The Docker Swarm architecture
The architecture of a Docker Swarm from a 30,000-foot view consists of two main parts—a raft consensus group of an odd number of manager nodes, and a group of worker nodes that communicate with each other over a gossip network, also called the control plane. The following diagram illustrates this architecture:
Figure 14.1 – High-level architecture of a Docker Swarm
The manager nodes manage the swarm while the worker nodes execute the applications deployed into the swarm. Each manager has a complete copy of the full state of the Swarm in its local raft store. Managers synchronously communicate with each other, and their raft stores are always in sync.
The workers, on the other hand, communicate with each other asynchronously for scalability reasons. There can be hundreds if not thousands of worker nodes in a Swarm.
Now that we have a high-level overview of what a Docker Swarm is, let’s describe all of the individual elements of a Docker Swarm in more detail.
Swarm nodes
A Swarm is a collection of nodes. We can classify a node as a physical computer or Virtual Machine (VM). Physical computers these days are often referred to as bare metal. People say we’re running on bare metal to distinguish from running on a VM.

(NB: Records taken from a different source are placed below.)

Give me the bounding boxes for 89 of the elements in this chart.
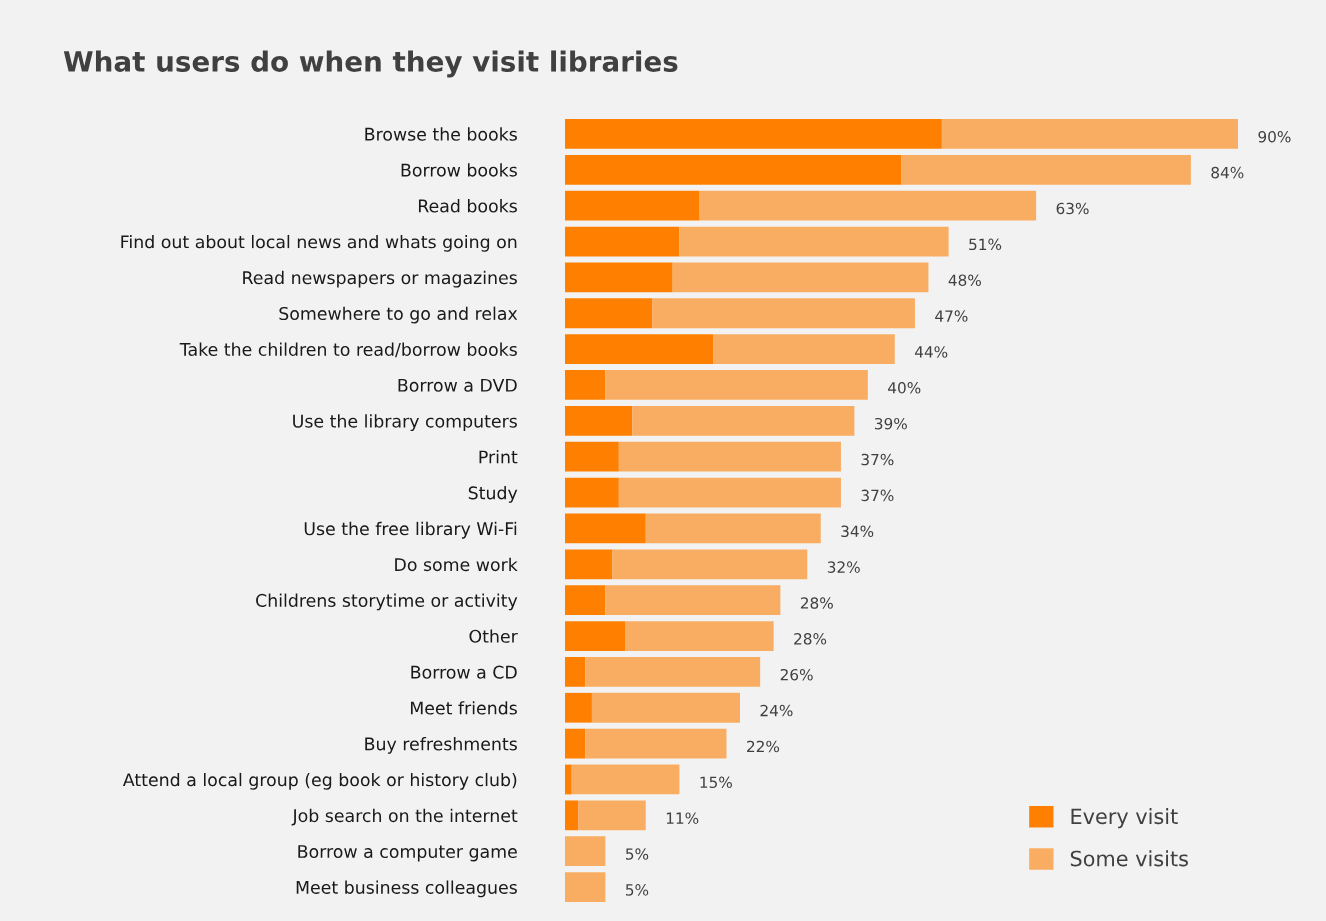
- annotation: 5%: [626, 884, 649, 896]
- annotation: 39%: [875, 417, 907, 430]
- annotation: 11%: [666, 812, 699, 824]
- bar: [591, 692, 740, 723]
- y-tick-label: Somewhere to go and relax: [279, 306, 518, 324]
- y-tick-label: Borrow a computer game: [298, 845, 517, 862]
- annotation: 34%: [841, 525, 874, 538]
- annotation: 24%: [760, 704, 793, 717]
- legend-label: Every visit: [1071, 808, 1178, 829]
- annotation: 37%: [861, 453, 894, 466]
- annotation: 37%: [861, 489, 894, 502]
- y-tick-label: Childrens storytime or activity: [256, 593, 518, 611]
- annotation: 26%: [780, 668, 813, 681]
- bar: [605, 370, 868, 400]
- y-tick-label: Buy refreshments: [365, 737, 517, 754]
- bar: [565, 477, 619, 508]
- annotation: 48%: [948, 274, 981, 286]
- bar: [672, 262, 929, 293]
- bar: [565, 836, 606, 867]
- bar: [901, 154, 1191, 185]
- annotation: 15%: [700, 776, 732, 789]
- bar: [645, 513, 821, 544]
- bar: [941, 119, 1238, 149]
- bar: [565, 692, 592, 723]
- bar: [625, 621, 774, 651]
- bar: [652, 298, 915, 329]
- annotation: 90%: [1258, 130, 1291, 143]
- bar: [565, 334, 714, 364]
- y-tick-label: Take the children to read/borrow books: [179, 342, 517, 358]
- bar: [565, 657, 586, 687]
- bar: [565, 441, 619, 472]
- legend-label: Some visits: [1070, 850, 1188, 867]
- y-tick-label: Borrow a CD: [411, 665, 517, 679]
- bar: [565, 262, 673, 293]
- bar: [565, 190, 700, 221]
- y-tick-label: Use the free library Wi-Fi: [304, 521, 517, 539]
- bar: [565, 119, 942, 149]
- y-tick-label: Meet friends: [410, 701, 517, 715]
- y-tick-label: Do some work: [395, 557, 518, 572]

When we install Docker on such a node, we call this node a Docker host. The following diagram illustrates a bit better what a node and a Docker host are:
Figure 14.2 – Bare-metal and VM types of Docker Swarm nodes
To become a member of a Docker Swarm, a node must be a Docker host. A node in a Docker Swarm can have one of two roles: it can be a manager or it can be a worker. Manager nodes do what their name implies; they manage the Swarm. The worker nodes, in turn, execute the application workload.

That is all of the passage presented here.